Are we there yet? Baruch fails to speed up its long renovations

Wikimedia Commons

Wikimedia Commons

The Editorial Board

Progress on various campus construction endeavors seems to have slowed to a crawl. Despite efforts to provide better resources to its students, Baruch College’s current efforts have diminished available spaces and resources, thereby going against its “best bang for your buck” reputation.

Though The Ticker’s editorial board has discussed similar construction issues in the past, more renovation projects have only been added to Baruch’s proverbial plate, without a clue as to when they are projected to be finished. Among these projects are the 17 Lex building rehabilitation, the 25th Street plaza — which, to be fair, is not being managed by Baruch or CUNY but by a city agency — painting, bulletin boards, the library building — which once had a notice that it was to be finished in the spring of 2019 that has since been removed — and window cleaning. Though the end result of these projects is sure to be great, the overwhelming amount of construction at Baruch impedes current students who will never see these projects to completion.

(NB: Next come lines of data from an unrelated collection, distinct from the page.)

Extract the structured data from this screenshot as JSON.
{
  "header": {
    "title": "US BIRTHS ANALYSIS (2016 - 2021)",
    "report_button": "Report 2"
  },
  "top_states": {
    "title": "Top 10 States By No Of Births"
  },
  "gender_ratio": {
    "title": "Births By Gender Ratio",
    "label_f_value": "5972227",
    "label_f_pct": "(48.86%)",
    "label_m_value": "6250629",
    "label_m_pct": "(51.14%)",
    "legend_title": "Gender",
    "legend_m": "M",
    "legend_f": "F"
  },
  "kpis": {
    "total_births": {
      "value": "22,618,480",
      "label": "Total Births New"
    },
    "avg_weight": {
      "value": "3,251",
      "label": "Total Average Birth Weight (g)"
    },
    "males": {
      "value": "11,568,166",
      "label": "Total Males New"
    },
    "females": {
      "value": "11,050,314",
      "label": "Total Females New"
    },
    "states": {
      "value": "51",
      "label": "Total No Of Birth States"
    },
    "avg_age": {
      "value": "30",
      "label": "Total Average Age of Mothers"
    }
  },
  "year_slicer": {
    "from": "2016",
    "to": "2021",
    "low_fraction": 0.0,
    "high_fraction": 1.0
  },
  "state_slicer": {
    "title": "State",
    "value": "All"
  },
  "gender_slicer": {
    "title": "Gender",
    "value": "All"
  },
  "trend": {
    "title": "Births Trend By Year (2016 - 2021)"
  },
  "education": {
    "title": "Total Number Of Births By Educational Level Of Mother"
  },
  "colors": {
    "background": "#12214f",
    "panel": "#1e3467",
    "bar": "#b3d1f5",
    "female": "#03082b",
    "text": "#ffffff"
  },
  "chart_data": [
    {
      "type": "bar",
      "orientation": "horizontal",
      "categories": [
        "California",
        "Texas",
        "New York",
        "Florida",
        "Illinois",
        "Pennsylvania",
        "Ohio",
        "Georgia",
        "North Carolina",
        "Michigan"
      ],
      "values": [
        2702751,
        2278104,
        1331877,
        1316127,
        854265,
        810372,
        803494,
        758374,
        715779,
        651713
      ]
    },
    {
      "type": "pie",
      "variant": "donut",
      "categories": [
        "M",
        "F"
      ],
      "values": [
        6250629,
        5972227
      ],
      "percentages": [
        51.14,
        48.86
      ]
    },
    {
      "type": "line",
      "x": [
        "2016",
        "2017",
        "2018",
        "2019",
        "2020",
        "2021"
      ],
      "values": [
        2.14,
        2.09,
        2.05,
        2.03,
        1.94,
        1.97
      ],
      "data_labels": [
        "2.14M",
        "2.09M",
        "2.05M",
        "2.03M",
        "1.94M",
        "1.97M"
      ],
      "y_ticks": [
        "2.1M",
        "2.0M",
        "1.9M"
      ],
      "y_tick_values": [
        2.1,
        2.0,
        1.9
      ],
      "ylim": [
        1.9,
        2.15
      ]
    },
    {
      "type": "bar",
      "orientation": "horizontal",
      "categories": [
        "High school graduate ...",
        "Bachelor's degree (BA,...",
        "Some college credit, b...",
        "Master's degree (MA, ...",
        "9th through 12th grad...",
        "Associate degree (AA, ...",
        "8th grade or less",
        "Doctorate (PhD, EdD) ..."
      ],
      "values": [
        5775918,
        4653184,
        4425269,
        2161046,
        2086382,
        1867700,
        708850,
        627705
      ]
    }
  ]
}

While The Ticker’s editorial board understands the detours that arise as a consequence of said projects, the administration must understand the disappointment many current and future students will have. People understand that Baruch only aims to further expand and refurbish the resources available to students but, in the process of doing so, has closed off certain areas of its already small campus, thus further diminishing resources for students who are paying higher tuition prices now than they were when some of these spaces were completely in poor condition like 17 Lex.

If this current rate of dissatisfaction continues, Baruch may no longer be deemed worthy of its rank among “The Best Value Colleges,” as selected by Princeton Review’s The Best Value Colleges: 200 Schools with Exceptional ROI for Your Tuition Investment. If tuition paid to a university or college is equivalent to an investment, it is clear that Baruch’s undergrad ROI, or return on investment, is nothing exceptional. Tuition is meant to pay for access to all of a college’s resources, but Baruch students are only paying for access to scaffolding and a lack of a campus.

The Ticker urges the administration to remember that it has been years since these endeavors have begun, and there are students right now on campus who feel like they are going to school on a construction site.